Cahaya matahari mulai redup duka mengiringi kesepian yang menyelimuti setiap jengkal tanah Terminal Mendolo, setelah ditinggal sebagian penghuninya.

Mas Hans, Mas Himawan, Mbak Asti plus Mas Hadi, Mbak Tya dan Mas Rifky telah bersiap di dalam armada 18 J. Armada yang sama, yang akan membawa mereka merapat kembali ke ibukota. Tak selang lama, tangan-tangan dilambaikan seirama “cambuk” Mas Agung menghela pedati Batavia Express untuk meninggalkan Mendolo.

Betapa kejamnya seorang algojo yang bernama sang waktu itu. Belum puas kami merasakan damainya nilai kebersamaan, begitu cepat ia memenggal kemesraan kami.

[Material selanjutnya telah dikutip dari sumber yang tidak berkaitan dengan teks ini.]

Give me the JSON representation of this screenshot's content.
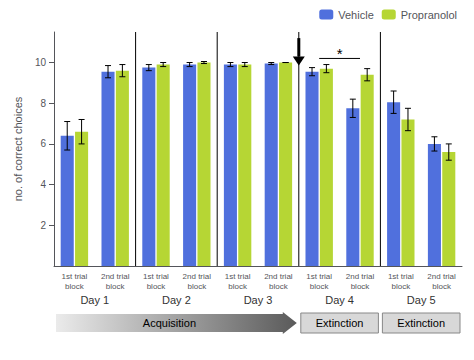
{
  "chart_data": {
    "type": "bar",
    "categories": [
      "1st trial\nblock",
      "2nd trial\nblock",
      "1st trial\nblock",
      "2nd trial\nblock",
      "1st trial\nblock",
      "2nd trial\nblock",
      "1st trial\nblock",
      "2nd trial\nblock",
      "1st trial\nblock",
      "2nd trial\nblock"
    ],
    "series": [
      {
        "name": "Vehicle",
        "values": [
          6.4,
          9.55,
          9.75,
          9.9,
          9.9,
          9.95,
          9.55,
          7.75,
          8.05,
          6.0
        ],
        "errors": [
          0.7,
          0.3,
          0.15,
          0.1,
          0.1,
          0.05,
          0.2,
          0.45,
          0.55,
          0.35
        ]
      },
      {
        "name": "Propranolol",
        "values": [
          6.6,
          9.6,
          9.9,
          10.0,
          9.9,
          10.0,
          9.7,
          9.4,
          7.2,
          5.6
        ],
        "errors": [
          0.6,
          0.3,
          0.1,
          0.05,
          0.1,
          0.0,
          0.2,
          0.3,
          0.55,
          0.4
        ]
      }
    ],
    "ylabel": "no. of correct choices",
    "ylim": [
      0,
      11.5
    ],
    "yticks": [
      2,
      4,
      6,
      8,
      10
    ],
    "grid": false,
    "legend": "upper right",
    "annotations": {
      "days": [
        "Day 1",
        "Day 2",
        "Day 3",
        "Day 4",
        "Day 5"
      ],
      "phases": [
        {
          "text": "Acquisition",
          "days": [
            "Day 1",
            "Day 2",
            "Day 3"
          ]
        },
        {
          "text": "Extinction",
          "days": [
            "Day 4"
          ]
        },
        {
          "text": "Extinction",
          "days": [
            "Day 5"
          ]
        }
      ],
      "significance": {
        "text": "*",
        "day": "Day 4",
        "y": 10.2
      },
      "arrow": {
        "after_day": "Day 3",
        "y_start": 11.2,
        "y_end": 9.85
      }
    }
  }
}
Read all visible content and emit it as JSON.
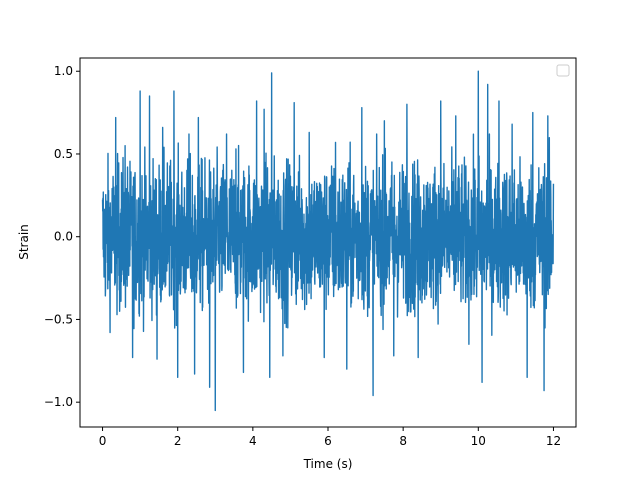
{
  "chart_data": {
    "type": "line",
    "title": "",
    "xlabel": "Time (s)",
    "ylabel": "Strain",
    "xlim": [
      -0.6,
      12.6
    ],
    "ylim": [
      -1.15,
      1.08
    ],
    "x_ticks": [
      0,
      2,
      4,
      6,
      8,
      10,
      12
    ],
    "x_tick_labels": [
      "0",
      "2",
      "4",
      "6",
      "8",
      "10",
      "12"
    ],
    "y_ticks": [
      -1.0,
      -0.5,
      0.0,
      0.5,
      1.0
    ],
    "y_tick_labels": [
      "−1.0",
      "−0.5",
      "0.0",
      "0.5",
      "1.0"
    ],
    "grid": false,
    "legend": {
      "placement": "upper-right",
      "entries": []
    },
    "series": [
      {
        "color": "#1f77b4",
        "x_start": 0,
        "x_end": 12,
        "typical_range": [
          -0.4,
          0.4
        ],
        "peaks": [
          {
            "x": 0.35,
            "y": 0.72
          },
          {
            "x": 0.6,
            "y": 0.55
          },
          {
            "x": 0.8,
            "y": -0.73
          },
          {
            "x": 1.0,
            "y": 0.88
          },
          {
            "x": 1.25,
            "y": 0.85
          },
          {
            "x": 1.45,
            "y": -0.74
          },
          {
            "x": 1.6,
            "y": 0.66
          },
          {
            "x": 1.9,
            "y": 0.88
          },
          {
            "x": 2.0,
            "y": -0.85
          },
          {
            "x": 2.3,
            "y": 0.62
          },
          {
            "x": 2.45,
            "y": -0.83
          },
          {
            "x": 2.55,
            "y": 0.72
          },
          {
            "x": 2.85,
            "y": -0.91
          },
          {
            "x": 3.0,
            "y": -1.05
          },
          {
            "x": 3.3,
            "y": 0.62
          },
          {
            "x": 3.55,
            "y": 0.53
          },
          {
            "x": 3.75,
            "y": -0.82
          },
          {
            "x": 4.1,
            "y": 0.82
          },
          {
            "x": 4.3,
            "y": 0.77
          },
          {
            "x": 4.45,
            "y": -0.85
          },
          {
            "x": 4.5,
            "y": 0.99
          },
          {
            "x": 4.8,
            "y": -0.72
          },
          {
            "x": 5.1,
            "y": 0.81
          },
          {
            "x": 5.5,
            "y": 0.63
          },
          {
            "x": 5.9,
            "y": -0.73
          },
          {
            "x": 6.2,
            "y": 0.57
          },
          {
            "x": 6.5,
            "y": -0.8
          },
          {
            "x": 6.9,
            "y": 0.78
          },
          {
            "x": 7.2,
            "y": -0.96
          },
          {
            "x": 7.5,
            "y": 0.7
          },
          {
            "x": 7.75,
            "y": -0.72
          },
          {
            "x": 8.1,
            "y": 0.8
          },
          {
            "x": 8.4,
            "y": -0.73
          },
          {
            "x": 9.0,
            "y": 0.82
          },
          {
            "x": 9.4,
            "y": 0.73
          },
          {
            "x": 9.75,
            "y": -0.65
          },
          {
            "x": 10.0,
            "y": 1.0
          },
          {
            "x": 10.1,
            "y": -0.88
          },
          {
            "x": 10.25,
            "y": 0.92
          },
          {
            "x": 10.55,
            "y": 0.82
          },
          {
            "x": 10.9,
            "y": 0.68
          },
          {
            "x": 11.3,
            "y": -0.85
          },
          {
            "x": 11.45,
            "y": 0.75
          },
          {
            "x": 11.75,
            "y": -0.93
          },
          {
            "x": 11.85,
            "y": 0.73
          },
          {
            "x": 12.0,
            "y": 0.32
          }
        ]
      }
    ]
  }
}
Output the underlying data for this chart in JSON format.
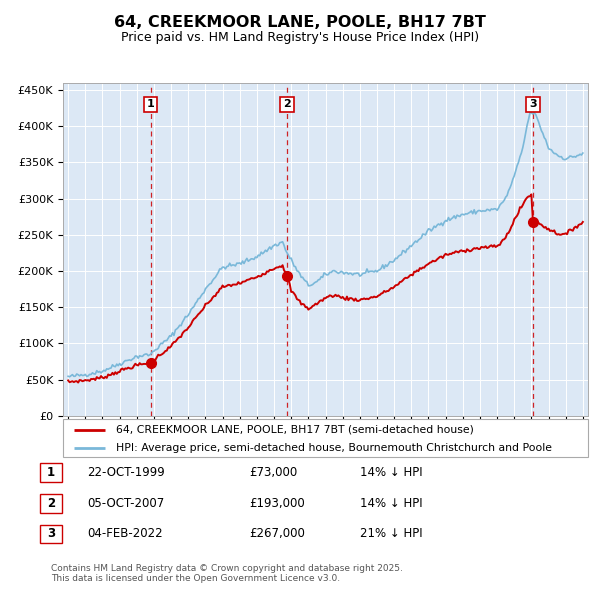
{
  "title": "64, CREEKMOOR LANE, POOLE, BH17 7BT",
  "subtitle": "Price paid vs. HM Land Registry's House Price Index (HPI)",
  "bg_color": "#dce8f5",
  "ylim": [
    0,
    460000
  ],
  "yticks": [
    0,
    50000,
    100000,
    150000,
    200000,
    250000,
    300000,
    350000,
    400000,
    450000
  ],
  "ytick_labels": [
    "£0",
    "£50K",
    "£100K",
    "£150K",
    "£200K",
    "£250K",
    "£300K",
    "£350K",
    "£400K",
    "£450K"
  ],
  "xlim_start": 1994.7,
  "xlim_end": 2025.3,
  "sale_dates": [
    1999.81,
    2007.76,
    2022.09
  ],
  "sale_prices": [
    73000,
    193000,
    267000
  ],
  "sale_labels": [
    "1",
    "2",
    "3"
  ],
  "sale_date_strs": [
    "22-OCT-1999",
    "05-OCT-2007",
    "04-FEB-2022"
  ],
  "sale_price_strs": [
    "£73,000",
    "£193,000",
    "£267,000"
  ],
  "sale_pct_strs": [
    "14% ↓ HPI",
    "14% ↓ HPI",
    "21% ↓ HPI"
  ],
  "red_color": "#cc0000",
  "blue_color": "#7ab8d9",
  "vline_color": "#cc0000",
  "legend_label_red": "64, CREEKMOOR LANE, POOLE, BH17 7BT (semi-detached house)",
  "legend_label_blue": "HPI: Average price, semi-detached house, Bournemouth Christchurch and Poole",
  "footer_text": "Contains HM Land Registry data © Crown copyright and database right 2025.\nThis data is licensed under the Open Government Licence v3.0."
}
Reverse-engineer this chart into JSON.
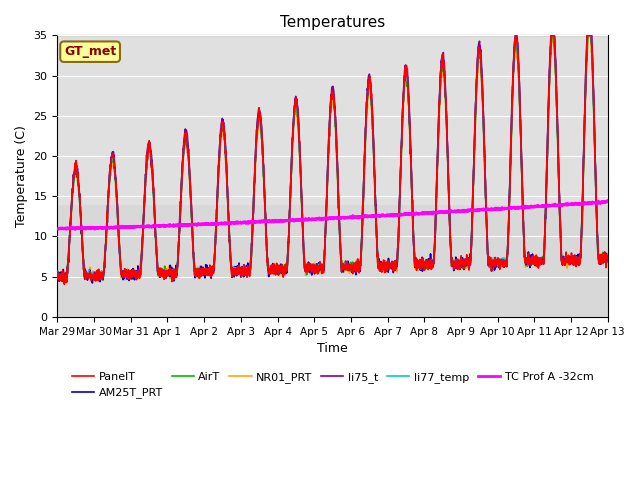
{
  "title": "Temperatures",
  "xlabel": "Time",
  "ylabel": "Temperature (C)",
  "ylim": [
    0,
    35
  ],
  "annotation_text": "GT_met",
  "annotation_color": "#8B0000",
  "annotation_bg": "#FFFF99",
  "annotation_border": "#8B6914",
  "plot_bg_color": "#D8D8D8",
  "upper_band_color": "#C8C8C8",
  "series": {
    "PanelT": {
      "color": "#FF0000",
      "lw": 1.2
    },
    "AM25T_PRT": {
      "color": "#0000CC",
      "lw": 1.2
    },
    "AirT": {
      "color": "#00BB00",
      "lw": 1.2
    },
    "NR01_PRT": {
      "color": "#FFA500",
      "lw": 1.2
    },
    "li75_t": {
      "color": "#880088",
      "lw": 1.2
    },
    "li77_temp": {
      "color": "#00CCCC",
      "lw": 1.2
    },
    "TC Prof A -32cm": {
      "color": "#FF00FF",
      "lw": 2.0
    }
  },
  "xtick_labels": [
    "Mar 29",
    "Mar 30",
    "Mar 31",
    "Apr 1",
    "Apr 2",
    "Apr 3",
    "Apr 4",
    "Apr 5",
    "Apr 6",
    "Apr 7",
    "Apr 8",
    "Apr 9",
    "Apr 10",
    "Apr 11",
    "Apr 12",
    "Apr 13"
  ],
  "n_days": 15,
  "samples_per_day": 144
}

Baru saja kemarin malam bertemu, malam ini kami harus berpisah kembali.

Tinggal penulis bersama Mas Adit dan Kang Asep yang masih tertinggal, menanti bus Budiman Wonosobo-Tasik-Bandung sebagai tunggangan estafet perdana trip menuju Jakarta.



Sembari menunggu jam keberangkatan, kami bertiga mengisinya dengan saling mencurahkan isi hati. Betapa momen-momen indah ini begitu singkat berlalu. Kami tak ingin, kesan mendalam pendakian ke Dieng hanya cukup sampai di sini.

Sebisa mungkin, ritual turing bersama ini akan kami rutinkan, tentunya tanpa ikatan interval berkalanya. Cukup insidental saja.

Kemudian, bertiga menajamkan rencana yang telah diwacanakan sebelumnya. Turing berikutnya akan kita sodorkan. Cijulang ataukah Ujung Kulon?

Biarlah sementara waktu jawaban itu mengambang, belum ada ketok palu keputusan. Toh, ada forum KPK Pulogadung, tempat di mana kami boleh bermimpi dan berangan-angan selaku bocah bismania.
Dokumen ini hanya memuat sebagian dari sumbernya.